A Agência Japonesa de Pesquisa e Desenvolvimento da Marinha (JAMSTEC) extraiu com sucesso aproximadamente 50 toneladas de sedimento a uma profundidade de 6.000 metros perto de Minamitorishima no início de 2026, e a análise confirmou concentrações elevadas de elementos estratégicos de terras raras. O governo japonês anunciou os resultados em 24 de julho, afirmando que as terras raras de média massa representam 54% do material extraído, incluindo elementos críticos para a fabricação de semicondutores e veículos elétricos. Essa conquista representa uma ruptura nos esforços do Japão para reduzir a dependência das importações chinesas de terras raras e fortalecer a resiliência da cadeia de suprimentos no âmbito de sua política de segurança econômica.

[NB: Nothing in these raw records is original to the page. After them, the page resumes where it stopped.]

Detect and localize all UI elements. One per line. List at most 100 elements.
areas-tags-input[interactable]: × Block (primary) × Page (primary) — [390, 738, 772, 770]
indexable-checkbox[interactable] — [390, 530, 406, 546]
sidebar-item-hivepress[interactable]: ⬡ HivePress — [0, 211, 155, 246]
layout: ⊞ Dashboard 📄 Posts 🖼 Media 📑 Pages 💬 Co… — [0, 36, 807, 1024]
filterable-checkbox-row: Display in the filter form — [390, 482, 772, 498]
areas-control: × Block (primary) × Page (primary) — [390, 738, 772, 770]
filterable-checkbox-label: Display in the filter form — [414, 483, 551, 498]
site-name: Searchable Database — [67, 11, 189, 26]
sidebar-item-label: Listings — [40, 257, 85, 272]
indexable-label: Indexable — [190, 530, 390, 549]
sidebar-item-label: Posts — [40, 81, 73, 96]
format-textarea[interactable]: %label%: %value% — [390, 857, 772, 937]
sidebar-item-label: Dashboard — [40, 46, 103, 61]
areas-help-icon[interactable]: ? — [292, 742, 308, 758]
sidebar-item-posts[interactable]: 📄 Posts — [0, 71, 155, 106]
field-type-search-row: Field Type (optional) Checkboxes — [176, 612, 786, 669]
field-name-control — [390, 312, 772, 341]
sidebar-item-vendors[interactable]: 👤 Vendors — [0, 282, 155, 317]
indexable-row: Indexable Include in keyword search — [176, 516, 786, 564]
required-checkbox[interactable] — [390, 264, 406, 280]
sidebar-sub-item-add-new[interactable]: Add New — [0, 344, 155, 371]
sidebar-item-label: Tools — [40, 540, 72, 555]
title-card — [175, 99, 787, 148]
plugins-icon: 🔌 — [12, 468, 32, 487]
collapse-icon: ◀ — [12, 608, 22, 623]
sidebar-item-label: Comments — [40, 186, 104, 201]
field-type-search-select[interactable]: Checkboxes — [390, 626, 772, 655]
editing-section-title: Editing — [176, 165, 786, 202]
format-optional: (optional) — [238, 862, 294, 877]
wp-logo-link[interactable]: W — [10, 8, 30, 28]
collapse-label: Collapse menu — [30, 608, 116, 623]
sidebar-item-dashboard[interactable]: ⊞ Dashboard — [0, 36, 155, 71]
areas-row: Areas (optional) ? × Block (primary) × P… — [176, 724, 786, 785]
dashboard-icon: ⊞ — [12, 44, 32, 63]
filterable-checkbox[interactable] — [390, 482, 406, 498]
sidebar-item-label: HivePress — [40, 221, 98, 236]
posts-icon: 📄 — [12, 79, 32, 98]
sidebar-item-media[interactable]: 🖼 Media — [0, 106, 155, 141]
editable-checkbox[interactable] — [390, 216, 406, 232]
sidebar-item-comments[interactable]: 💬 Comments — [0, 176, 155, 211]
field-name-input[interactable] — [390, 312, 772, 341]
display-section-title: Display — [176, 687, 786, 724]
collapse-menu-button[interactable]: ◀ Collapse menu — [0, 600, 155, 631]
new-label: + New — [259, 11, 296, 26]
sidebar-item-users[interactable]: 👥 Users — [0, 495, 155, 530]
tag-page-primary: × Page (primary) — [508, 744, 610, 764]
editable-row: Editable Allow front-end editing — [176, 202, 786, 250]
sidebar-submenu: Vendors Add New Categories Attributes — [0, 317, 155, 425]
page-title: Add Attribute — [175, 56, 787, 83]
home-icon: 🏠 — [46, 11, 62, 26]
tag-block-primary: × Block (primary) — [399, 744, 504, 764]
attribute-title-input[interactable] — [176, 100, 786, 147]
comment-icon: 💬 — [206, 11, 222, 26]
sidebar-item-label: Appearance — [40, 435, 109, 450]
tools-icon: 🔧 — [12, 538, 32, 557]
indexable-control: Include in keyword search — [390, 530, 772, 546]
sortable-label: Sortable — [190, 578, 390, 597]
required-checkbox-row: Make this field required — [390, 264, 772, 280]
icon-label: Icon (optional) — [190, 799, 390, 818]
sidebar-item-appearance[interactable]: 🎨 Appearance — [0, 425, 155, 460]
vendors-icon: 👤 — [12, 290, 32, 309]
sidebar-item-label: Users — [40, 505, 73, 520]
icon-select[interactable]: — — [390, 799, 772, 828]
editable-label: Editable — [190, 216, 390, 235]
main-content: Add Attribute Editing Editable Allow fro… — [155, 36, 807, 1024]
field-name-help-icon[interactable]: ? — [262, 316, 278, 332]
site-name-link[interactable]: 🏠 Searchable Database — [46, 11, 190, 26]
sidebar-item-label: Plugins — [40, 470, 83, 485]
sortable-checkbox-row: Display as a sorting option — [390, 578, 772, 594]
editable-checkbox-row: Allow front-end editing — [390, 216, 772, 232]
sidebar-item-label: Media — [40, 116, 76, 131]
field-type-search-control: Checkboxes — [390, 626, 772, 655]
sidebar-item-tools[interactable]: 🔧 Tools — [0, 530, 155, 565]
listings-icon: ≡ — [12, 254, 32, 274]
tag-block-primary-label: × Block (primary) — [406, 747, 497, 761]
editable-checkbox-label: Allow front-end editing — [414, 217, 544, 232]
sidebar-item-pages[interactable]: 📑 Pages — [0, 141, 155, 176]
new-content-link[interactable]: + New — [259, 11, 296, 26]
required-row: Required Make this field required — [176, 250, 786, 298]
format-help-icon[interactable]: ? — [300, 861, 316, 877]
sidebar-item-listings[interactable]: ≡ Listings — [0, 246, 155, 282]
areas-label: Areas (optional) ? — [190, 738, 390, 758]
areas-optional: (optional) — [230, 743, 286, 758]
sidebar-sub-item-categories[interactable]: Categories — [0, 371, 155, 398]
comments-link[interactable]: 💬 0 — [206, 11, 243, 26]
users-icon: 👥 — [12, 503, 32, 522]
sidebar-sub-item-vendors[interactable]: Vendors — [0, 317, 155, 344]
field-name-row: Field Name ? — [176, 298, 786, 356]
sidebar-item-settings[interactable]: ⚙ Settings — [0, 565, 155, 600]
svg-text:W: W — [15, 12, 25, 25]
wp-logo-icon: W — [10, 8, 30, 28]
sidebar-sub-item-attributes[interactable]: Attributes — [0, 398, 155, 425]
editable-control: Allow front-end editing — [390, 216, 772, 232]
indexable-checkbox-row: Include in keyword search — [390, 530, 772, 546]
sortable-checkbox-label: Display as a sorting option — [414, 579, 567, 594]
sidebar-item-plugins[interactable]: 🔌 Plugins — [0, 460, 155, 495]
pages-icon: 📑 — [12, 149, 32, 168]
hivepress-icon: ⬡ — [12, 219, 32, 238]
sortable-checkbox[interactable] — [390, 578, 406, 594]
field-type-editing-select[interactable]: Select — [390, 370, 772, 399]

Análise da composição de terras raras revela elementos estratégicos-chave
De acordo com a reportagem do Nikkei, a análise oficial revelou que as terras raras de média massa respondem por aproximadamente 54% do sedimento coletado. Ítrio, amplamente usado em equipamentos de fabricação de semicondutores e em aplicações de defesa, registrou a maior concentração, de 29,9% do conteúdo total de terras raras. Neodímio, essencial para motores de propulsão de veículos elétricos e ímãs permanentes de alto desempenho, correspondeu a 18,4%. O sedimento também continha Disprósio em 4,6%, que aumenta a resistência ao calor de ímãs, e Gadolínio em 4,9%, usado em materiais de controle de reatores nucleares.
Essa descoberta tem valor estratégico significativo para a política de segurança econômica do Japão. O Japão atualmente depende fortemente de importações da China para a oferta de terras raras. Diante de riscos de concentração na cadeia global de suprimentos, o governo japonês busca ativamente a independência de recursos, posicionando a extração doméstica como uma ruptura para eliminar a dependência externa e fortalecer a resiliência da cadeia de suprimentos.

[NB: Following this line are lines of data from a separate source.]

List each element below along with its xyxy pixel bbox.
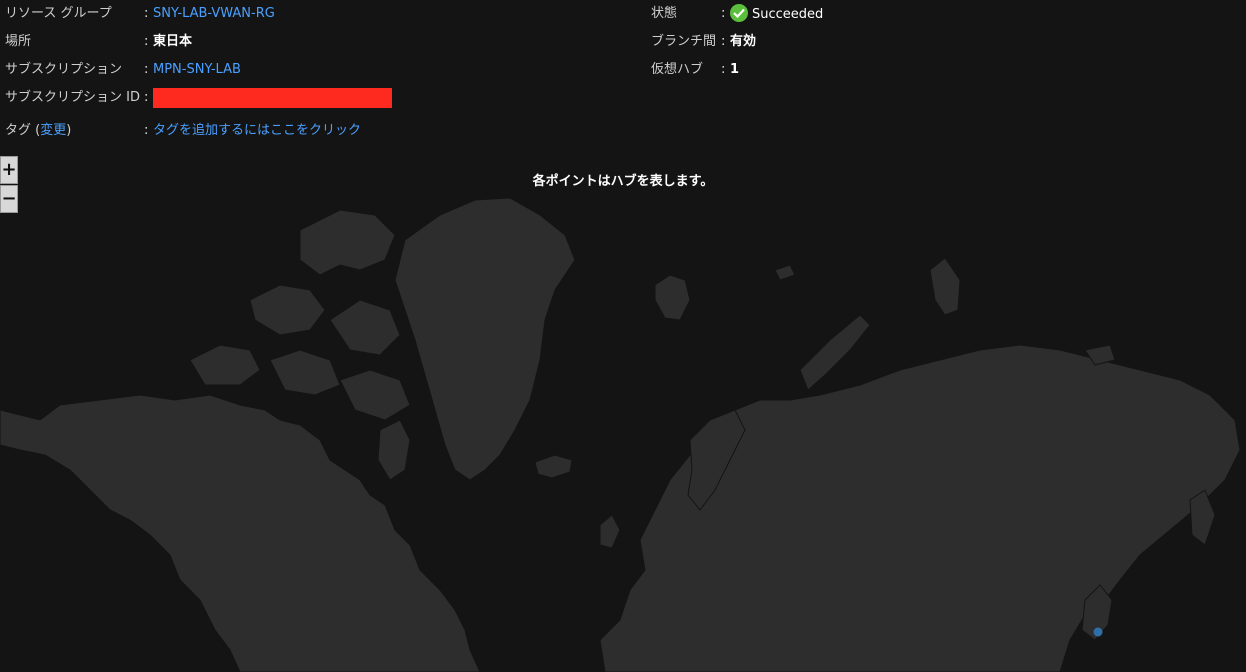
resource-group-label: リソース グループ	[5, 6, 112, 21]
hub-point[interactable]	[1093, 627, 1103, 637]
arctic-island	[189, 344, 261, 386]
separator: :	[144, 62, 149, 77]
separator: :	[144, 6, 149, 21]
separator: :	[144, 123, 149, 138]
branch-row: ブランチ間 : 有効	[651, 32, 1151, 52]
hubs-row: 仮想ハブ : 1	[651, 60, 1151, 80]
zoom-out-button[interactable]: −	[0, 185, 18, 213]
arctic-island	[249, 284, 326, 336]
status-label: 状態	[651, 6, 678, 21]
separator: :	[721, 62, 726, 77]
greenland-landmass	[394, 197, 576, 481]
tags-row: タグ (変更) : タグを追加するにはここをクリック	[5, 121, 645, 141]
subscription-id-redaction	[153, 88, 392, 108]
hudson-bay-coast	[377, 419, 411, 481]
location-value: 東日本	[153, 34, 193, 49]
arctic-island	[774, 264, 796, 281]
subscription-id-label: サブスクリプション ID	[5, 90, 140, 105]
subscription-link[interactable]: MPN-SNY-LAB	[153, 60, 241, 80]
svalbard-landmass	[654, 274, 691, 321]
arctic-island	[269, 349, 341, 396]
kamchatka-landmass	[1189, 489, 1216, 546]
zoom-in-button[interactable]: +	[0, 156, 18, 184]
novaya-zemlya-landmass	[799, 314, 871, 391]
iceland-landmass	[534, 454, 573, 479]
tags-change-link[interactable]: 変更	[40, 123, 66, 138]
location-row: 場所 : 東日本	[5, 32, 645, 52]
status-row: 状態 : Succeeded	[651, 4, 1151, 24]
separator: :	[144, 34, 149, 49]
add-tags-link[interactable]: タグを追加するにはここをクリック	[153, 121, 361, 141]
branch-label: ブランチ間	[651, 34, 717, 49]
subscription-id-row: サブスクリプション ID :	[5, 88, 645, 108]
branch-value: 有効	[730, 34, 757, 49]
arctic-island	[299, 209, 396, 276]
eurasia-landmass	[599, 344, 1241, 672]
subscription-row: サブスクリプション : MPN-SNY-LAB	[5, 60, 645, 80]
resource-group-row: リソース グループ : SNY-LAB-VWAN-RG	[5, 4, 645, 24]
subscription-label: サブスクリプション	[5, 62, 123, 77]
resource-group-link[interactable]: SNY-LAB-VWAN-RG	[153, 4, 275, 24]
arctic-island	[329, 299, 401, 356]
hubs-value: 1	[730, 62, 740, 77]
british-isles-landmass	[599, 514, 621, 549]
separator: :	[721, 34, 726, 49]
map-caption: 各ポイントはハブを表します。	[532, 174, 714, 189]
separator: :	[721, 6, 726, 21]
hubs-label: 仮想ハブ	[651, 62, 704, 77]
severnaya-zemlya-landmass	[929, 257, 961, 316]
world-map[interactable]	[0, 190, 1246, 672]
location-label: 場所	[5, 34, 32, 49]
tags-label: タグ (変更)	[5, 123, 72, 138]
status-text: Succeeded	[752, 7, 824, 22]
separator: :	[144, 90, 149, 105]
success-check-icon	[730, 4, 748, 22]
arctic-island	[339, 369, 411, 421]
status-value: Succeeded	[730, 4, 823, 25]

JAMSTEC planeja ensaio em grande escala em fevereiro de 2027 e industrialização em 2028
O ensaio verificou com sucesso a operação estável do sistema de elevação de sedimentos em ambiente de águas profundas e a tecnologia de extração contínua a bordo. A análise confirmou que o sedimento coletado contém quase nenhuma substância radioativa ou perigosa, indicando menores riscos de impacto ambiental.
O governo japonês planeja realizar um segundo ensaio de verificação em grande escala em fevereiro de 2027, com duração de um mês. A operação transportará o sedimento coletado para Minamitorishima para desidratação antes do envio para o Japão continental, verificando de forma abrangente operações em escala industrial, da extração à separação e ao refino. O governo concluirá a avaliação de lucratividade comercial até o fim de março de 2027, com o objetivo de alcançar a industrialização doméstica de terras raras a partir do ano fiscal de 2028.
FAQ
O que o JAMSTEC extraiu do fundo do mar perto de Minamitorishima?
O navio de exploração do JAMSTEC, 'Chikyu', extraiu aproximadamente 50 toneladas de sedimento a partir de uma profundidade de 6.000 metros perto de Minamitorishima no início de 2026. A análise confirmou que o sedimento contém concentrações elevadas de elementos estratégicos de terras raras, com terras raras de média massa representando 54% do conteúdo total de terras raras.
Quando o Japão realizará o próximo ensaio de extração de terras raras?
O Japão planeja realizar um segundo ensaio de verificação em grande escala em fevereiro de 2027, com duração de um mês. O governo concluirá a avaliação de lucratividade comercial até o fim de março de 2027, com a industrialização prevista a partir do ano fiscal de 2028 em diante.